23 de agosto de 2017

Na sala com João Gurgel



No domingo passado me senti como um daqueles privilegiados frequentadores dos saraus musicais do ap da Nara Leão lá no comecinho da Bossa Nova: fui convidado para participar de um inédito "recital" em minha cidade - São Caetano do Sul - nos moldes daqueles encontros que impulsionaram a bossa a virar o que virou. O evento particular ocorreu no ap da minha colega Marisa Dea, professora, assessora e agitadora cultural, bem perto de casa, e trouxe o excelente ator, compositor e hábil violonista João Gurgel. No esquema "passa chapéu no final", Marisa recebeu perto de uma dúzia de convidados para assistir o show intimista com repertório quase todo focado nas músicas do essencial Sérgio Ricardo - compositor, cantor, instrumentista, cineasta, ator, pintor - pai de João.

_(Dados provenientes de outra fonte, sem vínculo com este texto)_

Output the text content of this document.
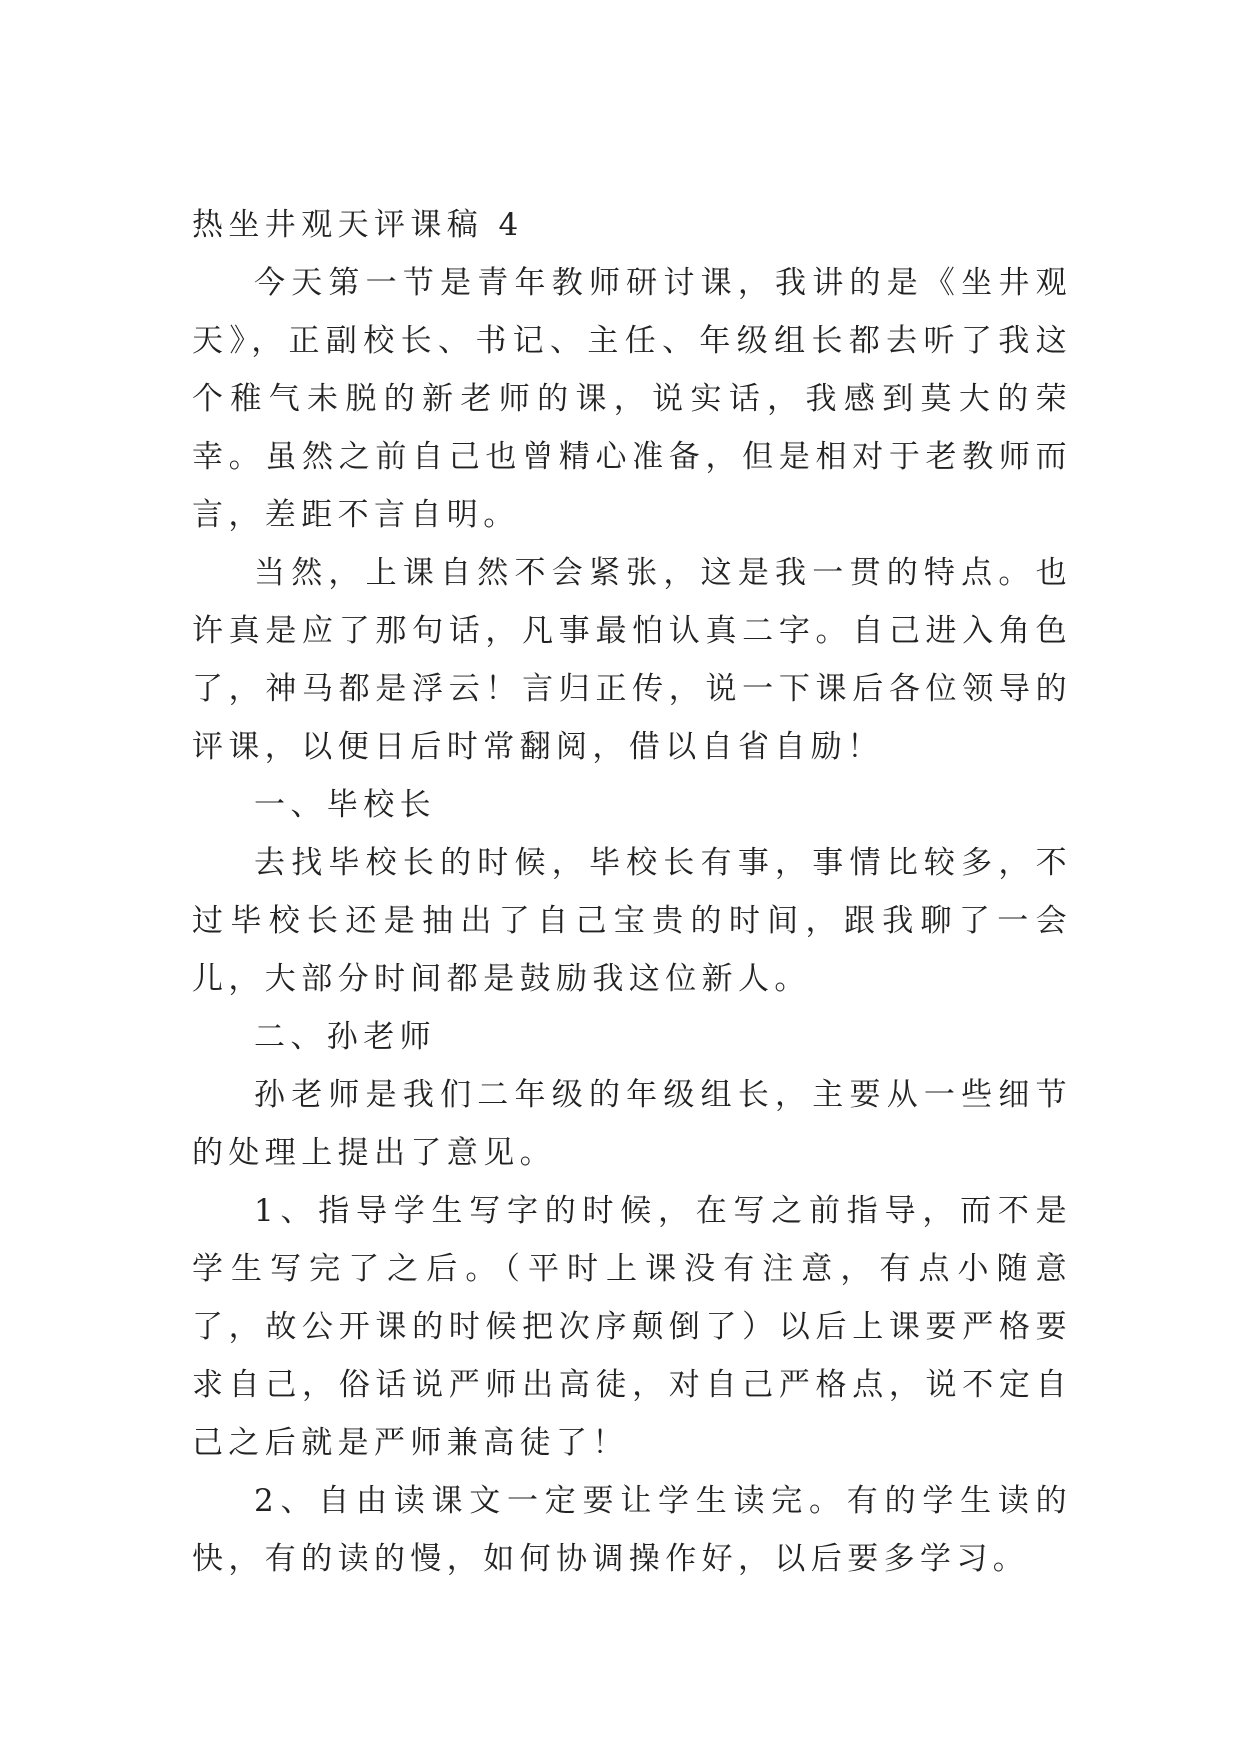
热坐井观天评课稿 4

今天第一节是青年教师研讨课，我讲的是《坐井观天》，正副校长、书记、主任、年级组长都去听了我这个稚气未脱的新老师的课，说实话，我感到莫大的荣幸。虽然之前自己也曾精心准备，但是相对于老教师而言，差距不言自明。

当然，上课自然不会紧张，这是我一贯的特点。也许真是应了那句话，凡事最怕认真二字。自己进入角色了，神马都是浮云！言归正传，说一下课后各位领导的评课，以便日后时常翻阅，借以自省自励！

一、毕校长

去找毕校长的时候，毕校长有事，事情比较多，不过毕校长还是抽出了自己宝贵的时间，跟我聊了一会儿，大部分时间都是鼓励我这位新人。

二、孙老师

孙老师是我们二年级的年级组长，主要从一些细节的处理上提出了意见。

1、指导学生写字的时候，在写之前指导，而不是学生写完了之后。（平时上课没有注意，有点小随意了，故公开课的时候把次序颠倒了）以后上课要严格要求自己，俗话说严师出高徒，对自己严格点，说不定自己之后就是严师兼高徒了！

2、自由读课文一定要让学生读完。有的学生读的快，有的读的慢，如何协调操作好，以后要多学习。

Em meio à pequena mas calorosa e participativa plateia - composta por amigas da Marisa, a maioria pertencente ao professorado, mais eu, meu filho Gabriel - que anda tocando violão/guitarra com gosto - e o amigo Nilton Jorge, convidado por mim - Gurgel surpreendeu pela rapidez com que desenvolveu os bem amarrados acordes de seu pai em conjunção com as letras extensas e discursivas, entremeando cada música com análises e comentários pertinentes, principalmente sobre os temas tratados. Logo fiquei sabendo por ele mesmo que essa desenvoltura se dá pela sua experiência como artista de rua - recitando e interpretando números em ônibus e metrôs do Rio de Janeiro ( ele mora no Vidigal) - embora ele tenha confessado ser tímido por natureza. As músicas para o recital foram muito bem escolhidas, amarrando-se naturalmente uma na outra. Além de 90% das composições assinadas pelo pai, o músico adicionou à playlist a emocionante "Canoa, Canoa" ( de Nelson Angelo e Fernando Brant), um dos destaques do emblemático LP Clube da Esquina 2, de Milton Nascimento (1978), duas composições do experimental e autêntico Metá Metá, grupo paulistano de muita qualidade que mistura jazz com influências africanas ( tanto na música como nas letras, com ênfase no Candomblé). Do repertório de Sérgio Ricardo, destaque para a sempre moderna "Calabouço", "A Fábrica", "Brincadeira de Angola" ( com letra do amigo poeta Chico de Assis), a ecológica "Cacumbu" e algumas composições recentes de muito entusiasmo e vibração. No final da apresentação, sua irmã e também filha de Sérgio Ricardo, Marina Lutfi, com uma voz suave e muito bem colocada, ajudou-o na interpretação de "Calabouço" e "Cacumbu" e emendou uma ótima canção do Metá Metá.
Vale lembrar que Sérgio Ricardo está com bem vividos 85 anos! Ele ia aparecer no recital dos filhos e até quem sabe fazer uma participação em algum número, mas no dia anterior sofreu uma pequena queda ( nada grave) mas que o fez declinar do convite. Fica para uma próxima! Mesmo com sua ausência, ou por isso mesmo, discorremos muito sobre sua carreira, suas composições e sua permanente insatisfação diante da injustiça e da desigualdade, o que o fez durante a vida sempre estar junto daqueles que seguram o lado mais fraco da corda. Viva Sérgio Ricardo! E que venham mais iniciativas como essa da Marisa - que está disposta a muito mais depois que fundou oficialmente seu grupo cultural independente - pois só assim conseguiremos furar o bloqueio dessas megacorporações que controlam o show business e não deixam chegar á tona manifestações culturais independentes e fora do mainstream. Esses recitais em salas, varandas, quintais ou seja lá em que cômodo for é para mim a melhor ferramenta contracultural que temos nesse momento!



Um comentário:

  1. Muito bom, Marcos.
    Que bom que esteve por perto para contar ao público que esse tipo de manifestaçāo existe e tem representado o que há de melhor no cenário pobre da cultura nacional.
    Pobre, nāo por falta de bons artistas, mas por nāo interessar à mídia a divulgaçāo daqueles que nāo se ajoelham às suas exigências.